Named after the student area of Sheffield where they resided and met, The Crookes are a very fresh faced group of four. They were recently lauded with high praise from Steve Lamacq on BBC radio 6Music as “definitely one of my top three unsigned acts in the UK today”. Lamacq knows his musical onions.
This is their first visit to play Leeds. Their attention to detail includes dressing in the style of clean cut boys of the era – buttoned up plaid shirts, trousers a little short to show off their moccasins, etc. However, the bassist has a quiff that droops into his eyes – clearly the sign of a potential ‘50s bad boy – and sure enough it is he that starts proceedings with some finger clicking as he launches into his croon.
Half an hour later we have been treated to some ukulele and banjo in addition to the nostalgic sound of guitar drenched in moody reverb, not forgetting some energetic “legs in braces” dancing. The set is over and songs such Yes, Yes, We’re Magicians, A Collier’s Wife and Backstreet Lovers will linger as we digest the erudite and imaginative lyrics.

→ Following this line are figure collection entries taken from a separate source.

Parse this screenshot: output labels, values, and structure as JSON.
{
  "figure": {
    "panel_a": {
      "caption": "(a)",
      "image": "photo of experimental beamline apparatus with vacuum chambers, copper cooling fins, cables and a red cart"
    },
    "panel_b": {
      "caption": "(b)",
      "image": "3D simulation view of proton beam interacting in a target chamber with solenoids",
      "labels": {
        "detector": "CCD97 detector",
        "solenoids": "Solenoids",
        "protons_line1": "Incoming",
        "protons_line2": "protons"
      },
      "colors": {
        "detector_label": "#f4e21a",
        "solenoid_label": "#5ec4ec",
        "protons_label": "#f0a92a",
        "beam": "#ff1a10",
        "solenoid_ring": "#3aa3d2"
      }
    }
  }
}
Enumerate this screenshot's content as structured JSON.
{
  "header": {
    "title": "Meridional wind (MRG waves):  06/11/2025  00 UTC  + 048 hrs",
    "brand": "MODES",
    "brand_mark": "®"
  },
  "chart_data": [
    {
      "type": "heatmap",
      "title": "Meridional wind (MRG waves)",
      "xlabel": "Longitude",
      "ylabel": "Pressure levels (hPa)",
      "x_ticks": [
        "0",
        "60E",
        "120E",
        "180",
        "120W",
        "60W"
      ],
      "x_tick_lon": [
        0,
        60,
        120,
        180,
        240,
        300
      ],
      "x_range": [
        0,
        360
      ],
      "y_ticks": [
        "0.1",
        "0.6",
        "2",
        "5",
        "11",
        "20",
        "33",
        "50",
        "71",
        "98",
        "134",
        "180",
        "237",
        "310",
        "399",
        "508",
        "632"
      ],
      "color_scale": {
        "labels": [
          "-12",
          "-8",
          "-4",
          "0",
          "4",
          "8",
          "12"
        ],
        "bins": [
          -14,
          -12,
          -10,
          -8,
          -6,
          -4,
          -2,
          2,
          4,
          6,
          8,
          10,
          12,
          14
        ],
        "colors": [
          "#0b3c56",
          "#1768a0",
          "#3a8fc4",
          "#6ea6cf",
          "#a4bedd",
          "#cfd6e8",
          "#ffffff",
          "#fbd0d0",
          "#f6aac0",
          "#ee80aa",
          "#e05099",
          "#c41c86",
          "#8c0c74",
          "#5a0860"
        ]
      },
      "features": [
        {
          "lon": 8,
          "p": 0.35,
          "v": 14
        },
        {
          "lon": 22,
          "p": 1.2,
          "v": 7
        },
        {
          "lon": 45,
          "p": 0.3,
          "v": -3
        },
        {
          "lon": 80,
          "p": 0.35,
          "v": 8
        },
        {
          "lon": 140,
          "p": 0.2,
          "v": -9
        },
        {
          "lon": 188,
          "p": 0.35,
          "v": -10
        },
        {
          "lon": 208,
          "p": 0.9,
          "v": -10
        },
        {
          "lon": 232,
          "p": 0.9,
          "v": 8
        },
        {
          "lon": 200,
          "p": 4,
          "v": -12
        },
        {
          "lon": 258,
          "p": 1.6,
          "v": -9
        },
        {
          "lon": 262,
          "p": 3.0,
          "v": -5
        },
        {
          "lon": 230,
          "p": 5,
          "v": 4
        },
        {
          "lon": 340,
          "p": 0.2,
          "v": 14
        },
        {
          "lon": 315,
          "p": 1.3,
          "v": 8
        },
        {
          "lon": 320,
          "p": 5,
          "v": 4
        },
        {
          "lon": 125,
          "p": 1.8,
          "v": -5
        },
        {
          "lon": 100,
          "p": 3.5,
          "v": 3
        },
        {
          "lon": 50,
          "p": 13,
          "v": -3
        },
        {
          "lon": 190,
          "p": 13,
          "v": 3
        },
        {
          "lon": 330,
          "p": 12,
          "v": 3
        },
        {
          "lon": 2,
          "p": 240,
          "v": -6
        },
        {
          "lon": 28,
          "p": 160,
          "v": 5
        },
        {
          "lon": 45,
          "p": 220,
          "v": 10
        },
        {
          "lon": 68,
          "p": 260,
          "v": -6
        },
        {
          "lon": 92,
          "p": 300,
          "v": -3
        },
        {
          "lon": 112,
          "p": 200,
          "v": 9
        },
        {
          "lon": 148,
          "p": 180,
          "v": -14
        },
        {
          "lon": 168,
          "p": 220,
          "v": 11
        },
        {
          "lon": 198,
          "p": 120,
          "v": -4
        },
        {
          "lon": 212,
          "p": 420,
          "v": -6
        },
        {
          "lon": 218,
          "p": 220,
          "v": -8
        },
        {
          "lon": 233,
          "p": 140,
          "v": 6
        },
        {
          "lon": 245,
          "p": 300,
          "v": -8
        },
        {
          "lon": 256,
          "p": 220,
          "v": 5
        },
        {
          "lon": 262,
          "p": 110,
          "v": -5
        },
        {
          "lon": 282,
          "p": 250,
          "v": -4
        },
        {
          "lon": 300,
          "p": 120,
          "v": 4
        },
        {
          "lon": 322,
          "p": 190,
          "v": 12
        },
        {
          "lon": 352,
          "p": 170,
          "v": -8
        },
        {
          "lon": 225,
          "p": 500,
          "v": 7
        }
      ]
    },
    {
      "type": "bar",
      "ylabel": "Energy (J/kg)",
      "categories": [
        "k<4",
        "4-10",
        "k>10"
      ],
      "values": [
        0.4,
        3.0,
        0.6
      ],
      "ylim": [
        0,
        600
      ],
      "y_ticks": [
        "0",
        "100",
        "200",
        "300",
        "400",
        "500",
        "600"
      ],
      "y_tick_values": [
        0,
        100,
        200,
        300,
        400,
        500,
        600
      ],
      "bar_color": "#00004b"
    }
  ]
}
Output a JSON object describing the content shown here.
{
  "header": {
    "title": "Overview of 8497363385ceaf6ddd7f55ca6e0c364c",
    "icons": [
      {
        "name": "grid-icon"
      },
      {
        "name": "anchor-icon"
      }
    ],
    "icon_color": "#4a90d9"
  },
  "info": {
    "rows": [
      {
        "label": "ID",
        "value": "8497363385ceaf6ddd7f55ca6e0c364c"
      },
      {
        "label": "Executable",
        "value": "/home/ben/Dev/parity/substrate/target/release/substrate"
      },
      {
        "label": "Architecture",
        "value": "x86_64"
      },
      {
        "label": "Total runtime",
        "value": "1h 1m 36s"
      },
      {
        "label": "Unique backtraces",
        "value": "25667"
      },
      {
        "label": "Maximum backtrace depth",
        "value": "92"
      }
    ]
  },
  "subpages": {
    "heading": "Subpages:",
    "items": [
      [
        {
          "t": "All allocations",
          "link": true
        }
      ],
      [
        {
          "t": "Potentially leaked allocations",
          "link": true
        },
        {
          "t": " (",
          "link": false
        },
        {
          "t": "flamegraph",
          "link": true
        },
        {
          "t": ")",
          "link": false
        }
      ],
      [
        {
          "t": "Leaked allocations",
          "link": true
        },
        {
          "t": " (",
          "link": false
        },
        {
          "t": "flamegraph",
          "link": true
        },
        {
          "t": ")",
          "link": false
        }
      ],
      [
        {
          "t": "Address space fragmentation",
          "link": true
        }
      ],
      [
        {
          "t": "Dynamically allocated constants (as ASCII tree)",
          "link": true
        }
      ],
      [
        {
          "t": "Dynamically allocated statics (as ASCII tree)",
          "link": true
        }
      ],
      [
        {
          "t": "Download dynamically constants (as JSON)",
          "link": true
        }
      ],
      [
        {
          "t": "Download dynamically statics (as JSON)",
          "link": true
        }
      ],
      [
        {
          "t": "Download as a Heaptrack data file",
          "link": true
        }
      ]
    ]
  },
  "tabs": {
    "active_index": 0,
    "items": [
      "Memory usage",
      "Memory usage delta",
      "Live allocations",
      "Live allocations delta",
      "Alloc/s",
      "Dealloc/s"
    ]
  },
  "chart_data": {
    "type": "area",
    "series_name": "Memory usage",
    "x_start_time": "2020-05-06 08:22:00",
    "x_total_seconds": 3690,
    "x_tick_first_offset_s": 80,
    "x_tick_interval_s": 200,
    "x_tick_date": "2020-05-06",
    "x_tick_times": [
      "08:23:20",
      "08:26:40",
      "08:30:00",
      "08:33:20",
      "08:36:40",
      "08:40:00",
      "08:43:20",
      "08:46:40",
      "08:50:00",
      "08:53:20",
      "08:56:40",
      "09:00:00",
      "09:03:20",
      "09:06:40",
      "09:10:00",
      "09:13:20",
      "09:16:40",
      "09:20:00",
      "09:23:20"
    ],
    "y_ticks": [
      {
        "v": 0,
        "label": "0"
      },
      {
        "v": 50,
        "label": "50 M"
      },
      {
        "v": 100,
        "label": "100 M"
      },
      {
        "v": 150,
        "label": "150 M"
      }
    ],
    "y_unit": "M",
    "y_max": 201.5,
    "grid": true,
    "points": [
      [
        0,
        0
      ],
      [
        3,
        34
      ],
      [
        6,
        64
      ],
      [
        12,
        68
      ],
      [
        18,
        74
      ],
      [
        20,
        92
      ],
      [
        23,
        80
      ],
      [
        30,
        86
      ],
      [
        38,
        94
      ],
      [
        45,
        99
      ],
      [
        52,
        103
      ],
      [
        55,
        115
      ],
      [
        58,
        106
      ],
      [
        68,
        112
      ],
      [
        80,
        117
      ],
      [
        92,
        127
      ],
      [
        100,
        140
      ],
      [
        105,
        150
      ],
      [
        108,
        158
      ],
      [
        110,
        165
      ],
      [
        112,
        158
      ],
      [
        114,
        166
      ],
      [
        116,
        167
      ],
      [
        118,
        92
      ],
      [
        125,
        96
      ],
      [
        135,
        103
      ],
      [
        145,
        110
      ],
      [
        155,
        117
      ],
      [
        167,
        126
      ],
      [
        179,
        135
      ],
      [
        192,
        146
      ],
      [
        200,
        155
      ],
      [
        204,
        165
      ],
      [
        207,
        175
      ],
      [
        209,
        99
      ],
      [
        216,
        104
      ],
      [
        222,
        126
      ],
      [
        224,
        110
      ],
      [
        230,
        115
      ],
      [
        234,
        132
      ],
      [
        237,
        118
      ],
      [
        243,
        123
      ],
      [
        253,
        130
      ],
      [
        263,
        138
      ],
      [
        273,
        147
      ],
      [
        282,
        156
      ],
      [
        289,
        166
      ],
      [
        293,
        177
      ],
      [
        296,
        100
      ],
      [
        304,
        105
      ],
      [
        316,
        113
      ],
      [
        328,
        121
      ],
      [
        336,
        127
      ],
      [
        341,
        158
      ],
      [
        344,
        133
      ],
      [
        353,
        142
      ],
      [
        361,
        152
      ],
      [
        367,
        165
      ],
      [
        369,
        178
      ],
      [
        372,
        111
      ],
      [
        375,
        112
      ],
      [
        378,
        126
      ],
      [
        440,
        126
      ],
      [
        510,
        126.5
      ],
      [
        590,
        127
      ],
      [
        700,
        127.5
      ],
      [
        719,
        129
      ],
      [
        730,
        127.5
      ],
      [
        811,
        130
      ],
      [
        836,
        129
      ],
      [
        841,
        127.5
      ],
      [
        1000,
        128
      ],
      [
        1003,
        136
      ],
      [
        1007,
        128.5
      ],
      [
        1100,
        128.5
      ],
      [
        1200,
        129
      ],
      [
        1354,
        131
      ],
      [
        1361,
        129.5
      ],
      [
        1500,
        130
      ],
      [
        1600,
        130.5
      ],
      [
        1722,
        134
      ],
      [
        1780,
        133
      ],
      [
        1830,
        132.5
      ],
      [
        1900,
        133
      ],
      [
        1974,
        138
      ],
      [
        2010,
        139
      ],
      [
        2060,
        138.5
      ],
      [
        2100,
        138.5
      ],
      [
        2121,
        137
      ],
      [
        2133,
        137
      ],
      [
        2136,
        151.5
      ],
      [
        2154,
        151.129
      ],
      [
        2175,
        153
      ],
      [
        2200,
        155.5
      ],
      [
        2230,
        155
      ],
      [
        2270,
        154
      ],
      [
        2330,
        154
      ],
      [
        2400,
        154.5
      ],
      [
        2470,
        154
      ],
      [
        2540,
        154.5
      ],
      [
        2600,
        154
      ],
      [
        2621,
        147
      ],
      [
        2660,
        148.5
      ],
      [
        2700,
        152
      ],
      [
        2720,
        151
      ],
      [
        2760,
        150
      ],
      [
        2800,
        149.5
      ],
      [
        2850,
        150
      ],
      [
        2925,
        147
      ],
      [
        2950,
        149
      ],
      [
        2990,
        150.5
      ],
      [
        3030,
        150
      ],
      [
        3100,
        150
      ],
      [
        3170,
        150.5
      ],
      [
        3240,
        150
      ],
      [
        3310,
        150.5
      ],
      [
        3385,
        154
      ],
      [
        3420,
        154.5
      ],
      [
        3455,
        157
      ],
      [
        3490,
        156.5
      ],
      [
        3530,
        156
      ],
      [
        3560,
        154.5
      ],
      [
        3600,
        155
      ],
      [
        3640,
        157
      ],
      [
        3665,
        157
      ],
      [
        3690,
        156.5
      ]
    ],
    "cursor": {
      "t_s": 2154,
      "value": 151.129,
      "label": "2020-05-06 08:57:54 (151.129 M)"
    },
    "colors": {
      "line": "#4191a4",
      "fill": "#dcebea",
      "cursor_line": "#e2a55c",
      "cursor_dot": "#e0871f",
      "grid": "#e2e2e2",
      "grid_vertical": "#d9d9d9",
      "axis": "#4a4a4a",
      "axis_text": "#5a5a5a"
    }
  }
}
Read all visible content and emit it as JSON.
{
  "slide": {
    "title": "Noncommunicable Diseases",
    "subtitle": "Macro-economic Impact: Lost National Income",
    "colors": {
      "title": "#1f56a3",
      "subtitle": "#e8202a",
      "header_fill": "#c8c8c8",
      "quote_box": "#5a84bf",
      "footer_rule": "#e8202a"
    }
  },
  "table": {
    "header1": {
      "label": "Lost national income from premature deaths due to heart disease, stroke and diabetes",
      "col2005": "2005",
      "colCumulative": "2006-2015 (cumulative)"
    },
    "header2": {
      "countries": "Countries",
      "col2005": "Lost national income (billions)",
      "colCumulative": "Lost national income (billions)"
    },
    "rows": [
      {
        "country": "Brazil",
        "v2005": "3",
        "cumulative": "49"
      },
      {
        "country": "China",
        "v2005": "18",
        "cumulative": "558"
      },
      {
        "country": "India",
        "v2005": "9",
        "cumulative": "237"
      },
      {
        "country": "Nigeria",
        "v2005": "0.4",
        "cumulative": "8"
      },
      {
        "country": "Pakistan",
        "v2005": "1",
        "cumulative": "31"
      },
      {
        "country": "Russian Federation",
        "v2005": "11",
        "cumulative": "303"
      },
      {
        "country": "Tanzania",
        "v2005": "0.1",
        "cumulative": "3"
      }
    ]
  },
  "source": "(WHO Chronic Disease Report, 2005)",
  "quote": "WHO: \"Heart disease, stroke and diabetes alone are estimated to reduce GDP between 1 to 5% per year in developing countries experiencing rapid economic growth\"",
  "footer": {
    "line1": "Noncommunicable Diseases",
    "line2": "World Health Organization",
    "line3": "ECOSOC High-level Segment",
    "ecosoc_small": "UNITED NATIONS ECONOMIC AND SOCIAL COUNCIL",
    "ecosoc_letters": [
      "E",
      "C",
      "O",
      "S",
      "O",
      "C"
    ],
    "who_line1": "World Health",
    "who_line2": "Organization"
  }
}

Perhaps if Bobby, Bill and Buddy had just graduated in English Literature, they may have had lyrics like this. Elvis? He studied Geography...
The night ends with the interestingly monikered Swimwear Juniors. Immediately you can hear there is something “good” about them. That sort of initial gut feeling that this set promises to be of a quality that sets them a bit apart from the hubbub of regionally sourced music. However it’s too early in the set to put your finger on the exact words to yet describe how they are better than average. The vocals of Oliver don’t always “fit” with the music but are spit out Los Camposinos style like breathless notes from diaries hurried to the beat.
The third song in and people are turning to each other nodding and simultaneously mouthing “this is good”. However, soon after that the crowd becomes a bit distracted by the giving out of luminous wrist bands (woo!) and shortly after, free vodka samples.
However, you can’t ignore music which is as well crafted as this. There is something thoughtfully folkish, a leaning towards, say, Noah and The Whale but Swimwear Juniors are navigating more into their own waters than following in the wake of others. They too have an EP out (eponymously titled I believe) but fail to mention this at the time. I go and ask them if they have a cd (The Lazy Darlings came prepared with sample cds to give out) but sadly they have not. This is a shame because there is relatively little of them about on the internet to listen to – their mySpace has only three tracks on, one of which is a Radio 1 jingle. I am even unable to determine where they are from – I assume somewhere Yorkshire – and therefore kick myself I didn’t ask when enquiring of a cd.
In short, for a hard earned £5 entry, tonight has yielded three acts that are really worth seeing again for their own individual merits. Steve Lamacq has indeed pointed us to a new band breaking the current musical mold in the form of The Crookes and in return we’d like to offer him Swimwear Juniors. And so our journey through the Twangly Jangly Time Tunnel finally deposits us back into the damp Leeds evening.